# Integration... wtf am I missing here?

Registered User regular
Ok, I get integration, normally get these right, etc. I'm doing some review before a test over it tonight and I have one problem that I don't understand how the teacher came to. Wolfram Alpha get the same answer and I can even see the steps it took and it still doesn't make any sense.

You can see it here in a more readable format.
Integrate[sin3x/(2-2sin^2(3x)) dx]

The answer, apparently, is (1/6)sec(3x) +c

I can get it to (1/6)Integrate[tan(3x)] but the antiderivative of tan(x) is not sec(x)

Wolfram and I do this in a bit different order, but it should not matter.
The wolfram alpha steps then use u-du with u=3x and du=3dx (I pull out 1/2 to get sin/cos first, which becomes tan).
THen wolfram alpha does like me and pulls out the 1/2... and gets tan(u)sec(u) using some sorcery that my feeble mind can't comprehend.

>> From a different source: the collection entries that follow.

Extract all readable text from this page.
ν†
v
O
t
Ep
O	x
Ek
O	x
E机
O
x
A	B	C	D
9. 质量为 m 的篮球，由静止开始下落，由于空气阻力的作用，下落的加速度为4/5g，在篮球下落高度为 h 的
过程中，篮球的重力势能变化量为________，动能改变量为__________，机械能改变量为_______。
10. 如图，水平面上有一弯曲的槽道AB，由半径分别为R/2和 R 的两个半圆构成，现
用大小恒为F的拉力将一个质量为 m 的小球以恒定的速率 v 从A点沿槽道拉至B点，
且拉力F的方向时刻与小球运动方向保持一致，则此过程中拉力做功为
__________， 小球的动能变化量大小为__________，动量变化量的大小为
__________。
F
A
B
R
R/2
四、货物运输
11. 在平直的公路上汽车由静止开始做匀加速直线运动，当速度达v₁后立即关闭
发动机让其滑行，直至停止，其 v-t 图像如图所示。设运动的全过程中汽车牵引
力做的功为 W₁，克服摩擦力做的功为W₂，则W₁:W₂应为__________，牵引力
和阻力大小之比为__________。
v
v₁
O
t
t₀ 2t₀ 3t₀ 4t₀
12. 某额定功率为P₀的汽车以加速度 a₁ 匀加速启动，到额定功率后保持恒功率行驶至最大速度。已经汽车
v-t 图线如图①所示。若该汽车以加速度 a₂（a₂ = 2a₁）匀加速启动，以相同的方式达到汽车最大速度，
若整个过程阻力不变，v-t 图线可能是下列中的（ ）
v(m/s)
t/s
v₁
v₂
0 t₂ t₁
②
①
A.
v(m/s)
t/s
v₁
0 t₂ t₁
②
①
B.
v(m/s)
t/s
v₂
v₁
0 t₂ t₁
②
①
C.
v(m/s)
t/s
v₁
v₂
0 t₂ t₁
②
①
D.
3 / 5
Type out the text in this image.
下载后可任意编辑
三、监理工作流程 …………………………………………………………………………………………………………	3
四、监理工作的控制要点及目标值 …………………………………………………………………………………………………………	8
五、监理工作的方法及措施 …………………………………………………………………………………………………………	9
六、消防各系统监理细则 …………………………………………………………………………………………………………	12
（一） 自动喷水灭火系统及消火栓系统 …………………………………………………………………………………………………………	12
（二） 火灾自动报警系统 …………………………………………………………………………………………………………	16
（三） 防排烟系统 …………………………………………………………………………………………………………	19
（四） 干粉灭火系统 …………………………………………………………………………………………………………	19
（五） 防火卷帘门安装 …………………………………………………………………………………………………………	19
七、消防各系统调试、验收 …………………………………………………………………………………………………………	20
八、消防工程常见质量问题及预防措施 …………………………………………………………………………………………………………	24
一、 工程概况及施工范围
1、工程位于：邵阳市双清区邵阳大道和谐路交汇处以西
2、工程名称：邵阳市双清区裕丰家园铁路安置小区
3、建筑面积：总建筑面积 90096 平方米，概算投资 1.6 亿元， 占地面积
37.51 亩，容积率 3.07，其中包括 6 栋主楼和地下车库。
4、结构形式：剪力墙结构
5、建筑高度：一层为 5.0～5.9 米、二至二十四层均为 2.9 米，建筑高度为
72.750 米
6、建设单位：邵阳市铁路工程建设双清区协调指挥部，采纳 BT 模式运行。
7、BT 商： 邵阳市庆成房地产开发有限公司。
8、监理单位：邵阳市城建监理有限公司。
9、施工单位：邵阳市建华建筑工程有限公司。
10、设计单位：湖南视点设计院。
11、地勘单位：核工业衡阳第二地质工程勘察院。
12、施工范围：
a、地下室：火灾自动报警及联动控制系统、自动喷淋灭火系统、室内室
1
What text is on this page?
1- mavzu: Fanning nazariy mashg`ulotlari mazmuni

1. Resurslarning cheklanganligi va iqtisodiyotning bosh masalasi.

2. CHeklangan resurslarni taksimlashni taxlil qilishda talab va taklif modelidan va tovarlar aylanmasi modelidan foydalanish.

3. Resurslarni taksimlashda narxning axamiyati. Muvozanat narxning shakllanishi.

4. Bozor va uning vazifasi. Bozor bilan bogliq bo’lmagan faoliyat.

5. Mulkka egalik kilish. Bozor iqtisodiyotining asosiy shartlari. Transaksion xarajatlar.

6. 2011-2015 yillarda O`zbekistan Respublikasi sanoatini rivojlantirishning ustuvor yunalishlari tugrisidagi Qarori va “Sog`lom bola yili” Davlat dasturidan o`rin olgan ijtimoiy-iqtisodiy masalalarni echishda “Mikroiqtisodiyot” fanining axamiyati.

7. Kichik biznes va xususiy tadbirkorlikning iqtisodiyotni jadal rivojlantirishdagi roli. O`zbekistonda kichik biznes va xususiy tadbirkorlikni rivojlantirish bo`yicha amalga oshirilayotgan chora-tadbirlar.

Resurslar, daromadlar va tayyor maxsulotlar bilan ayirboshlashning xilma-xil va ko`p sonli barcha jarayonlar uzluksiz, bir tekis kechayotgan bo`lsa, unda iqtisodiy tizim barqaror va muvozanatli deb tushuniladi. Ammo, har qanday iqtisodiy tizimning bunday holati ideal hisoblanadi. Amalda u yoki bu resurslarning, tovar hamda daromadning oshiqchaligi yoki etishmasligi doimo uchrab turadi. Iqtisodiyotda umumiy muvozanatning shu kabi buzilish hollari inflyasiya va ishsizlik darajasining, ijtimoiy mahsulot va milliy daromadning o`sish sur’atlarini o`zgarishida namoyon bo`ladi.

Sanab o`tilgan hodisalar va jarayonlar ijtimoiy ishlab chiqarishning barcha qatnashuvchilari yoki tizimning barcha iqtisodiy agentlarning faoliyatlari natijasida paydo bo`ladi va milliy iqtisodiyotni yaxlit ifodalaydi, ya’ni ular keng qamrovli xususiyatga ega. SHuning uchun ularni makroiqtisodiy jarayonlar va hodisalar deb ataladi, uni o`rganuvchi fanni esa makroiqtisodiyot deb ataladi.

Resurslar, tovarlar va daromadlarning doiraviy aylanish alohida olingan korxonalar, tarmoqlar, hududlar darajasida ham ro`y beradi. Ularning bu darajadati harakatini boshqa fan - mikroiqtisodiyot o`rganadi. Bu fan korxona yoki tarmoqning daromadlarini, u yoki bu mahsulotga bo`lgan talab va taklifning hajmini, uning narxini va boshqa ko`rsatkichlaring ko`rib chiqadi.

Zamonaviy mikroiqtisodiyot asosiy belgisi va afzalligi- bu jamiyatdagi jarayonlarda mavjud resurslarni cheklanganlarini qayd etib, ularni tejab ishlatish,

I, on the other hand, just have tan(u) and of course the 1/6 from pulling out 1/2 and the u-du stuff.

If you want to see the wolfram steps use this link and paste in the below.
sin(3x)/(2-2sin^2(3x))

What am I missing? My way is clearly wrong because tan(u) has no antiderivative, but I don't see where this sec(u) is coming from.

## Posts

• Registered User regular
edited November 2012
OK, so:

Same as integrate (1/2) * sin (3x) / (1 - sin^2(3x)) dx
which is int (1/2) * sin (3x) / (cos^2(3x)) dx
which is (1/2) * sin (3x) / cos (3x) * 1/ cos (3x) dx
which is (1/2) tan (3x) * sec (3x) dx ... which is a dumb way to put it

(1/6) * sin u / cos^2 (u) du
Let w = cos u, dw = -sin u du

So we get:

(-1/6) * int (1/w^2) dw
= (-1/6) * -1/w + C
= (1/6) * 1/cos 3x + C
= (1/6) sec 3x + C

The important thing here is creative usage of u substitution. When you see the two standard trig functions in a fraction, it's generally a sign they want you to do this.

enlightenedbum on
Herbert Hoover got 40% of the vote in 1932. Friendly reminder.
Warren 2020
• Registered User regular
Oh shit. I was doing 1-sin^2 = cos instead of cos^2. blargh. that's why I couldn't see how the hell a sec got in there, all I had was sin/cos instead of the proper (sin/cos)(1/cos).

I'll keep the double substitution trick in mind as well. I don't think he's going to do that to us on this test, though.

Thanks for the help.

• Registered User regular
Really you could do both at once, but when you're learning this stuff for the first time it's probably best to just keep things simple and do one thing at a time.

For reference:
u = cos 3x
du = -3 * sin 3x dx

I mean, it's not super difficult, but simple is good when you're starting.

Herbert Hoover got 40% of the vote in 1932. Friendly reminder.
Warren 2020
• Registered User regular
yeah, and I like to do small steps because then usually I catch the stupid stuff like I did here where I just flat out write it down wrong and keep going. Plus it makes my current teacher give me more points for showing work because he can see that I understood the concept and just did something dumb when it comes to graded work.